Focusing on four global cities – London, New York, Hong Kong, and Singapore – architect, urban designer, and TED Resident STEFAN AL examines the rise of global supertalls and the factors that have led to this worldwide boom.
He uncovers the latest innovations in sustainable building, from skyscrapers made of wood to tree-covered buildings that promise a better urban future, but also examines the issues of wealth inequality, carbon emissions, and contagion that can accompany dense high-rise development. Featuring original architectural sketches, Supertall: How the World’s Tallest Buildings Are Reshaping Our Cities and Our Lives is both an exploration of our greatest accomplishments and a powerful argument for a more equitable way forward.

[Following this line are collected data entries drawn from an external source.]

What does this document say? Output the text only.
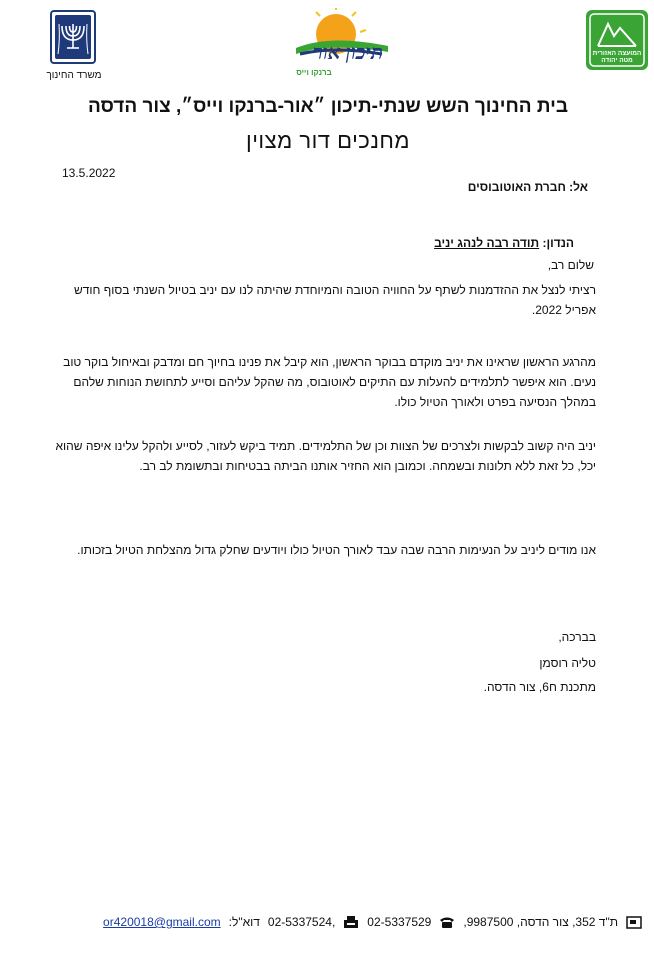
משרד החינוך
תיכון אור
ברנקו וייס
המועצה האזורית מטה יהודה
בית החינוך השש שנתי-תיכון ״אור-ברנקו וייס״, צור הדסה
מחנכים דור מצוין
13.5.2022
אל: חברת האוטובוסים
הנדון: תודה רבה לנהג יניב
שלום רב,
רציתי לנצל את ההזדמנות לשתף על החוויה הטובה והמיוחדת שהיתה לנו עם יניב בטיול השנתי בסוף חודש אפריל 2022.
מהרגע הראשון שראינו את יניב מוקדם בבוקר הראשון, הוא קיבל את פנינו בחיוך חם ומדבק ובאיחול בוקר טוב נעים. הוא איפשר לתלמידים להעלות עם התיקים לאוטובוס, מה שהקל עליהם וסייע לתחושת הנוחות שלהם במהלך הנסיעה בפרט ולאורך הטיול כולו.
יניב היה קשוב לבקשות ולצרכים של הצוות וכן של התלמידים. תמיד ביקש לעזור, לסייע ולהקל עלינו איפה שהוא יכל, כל זאת ללא תלונות ובשמחה. וכמובן הוא החזיר אותנו הביתה בבטיחות ובתשומת לב רב.
אנו מודים ליניב על הנעימות הרבה שבה עבד לאורך הטיול כולו ויודעים שחלק גדול מהצלחת הטיול בזכותו.
בברכה,
טליה רוסמן
מתכנת ח6, צור הדסה.
ת"ד 352, צור הדסה, 9987500,
02-5337529
02-5337524,
דוא"ל:
or420018@gmail.com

Stefan Al applies his diverse background in architecture and urban planning to the analysis of the supertall phenomenon. Having begun his career as a designer at Information Based Architecture in Amsterdam, he worked on the winning competition and commission for the 2000-feet tall Canton Tower, a multipurpose observation tower in Guangzhou, China. Working as a Senior Associate Principal at KPF, he contributed to the design of mixed-use master plans and high-rise towers across Asia and the US. He has taught and lectured widely at universities and conferences.
After his illustrated talk, Stefan Al engages in conversation with architectural critic and author PAUL GOLDBERGER, who reviewed Supertall for The New York Times and Carol Willis, curator of the Museum’s exhibition SUPERTALL.
STEFAN AL holds a PhD in urban planning from the University of California, Berkeley. He is the author of numerous books, including The Strip: Las Vegas and the Architecture of the American Dream, and Adapting Cities to Sea Level Rise: Green and Gray Strategies. Originally from the Netherlands, he is a licensed architect in New York.
PAUL GOLDBERGER is an architecture critic and author who began his career at The New York Times, where in 1984 his writing was awarded the Pulitzer Prize for Distinguished Criticism, the highest award in journalism. From 1997 through 2011, he served as the Architecture Critic for The New Yorker, where he wrote the magazine’s celebrated “Sky Line” column. He is now a Contributing Editor at Vanity Fair. Goldberger is also the author of numerous books.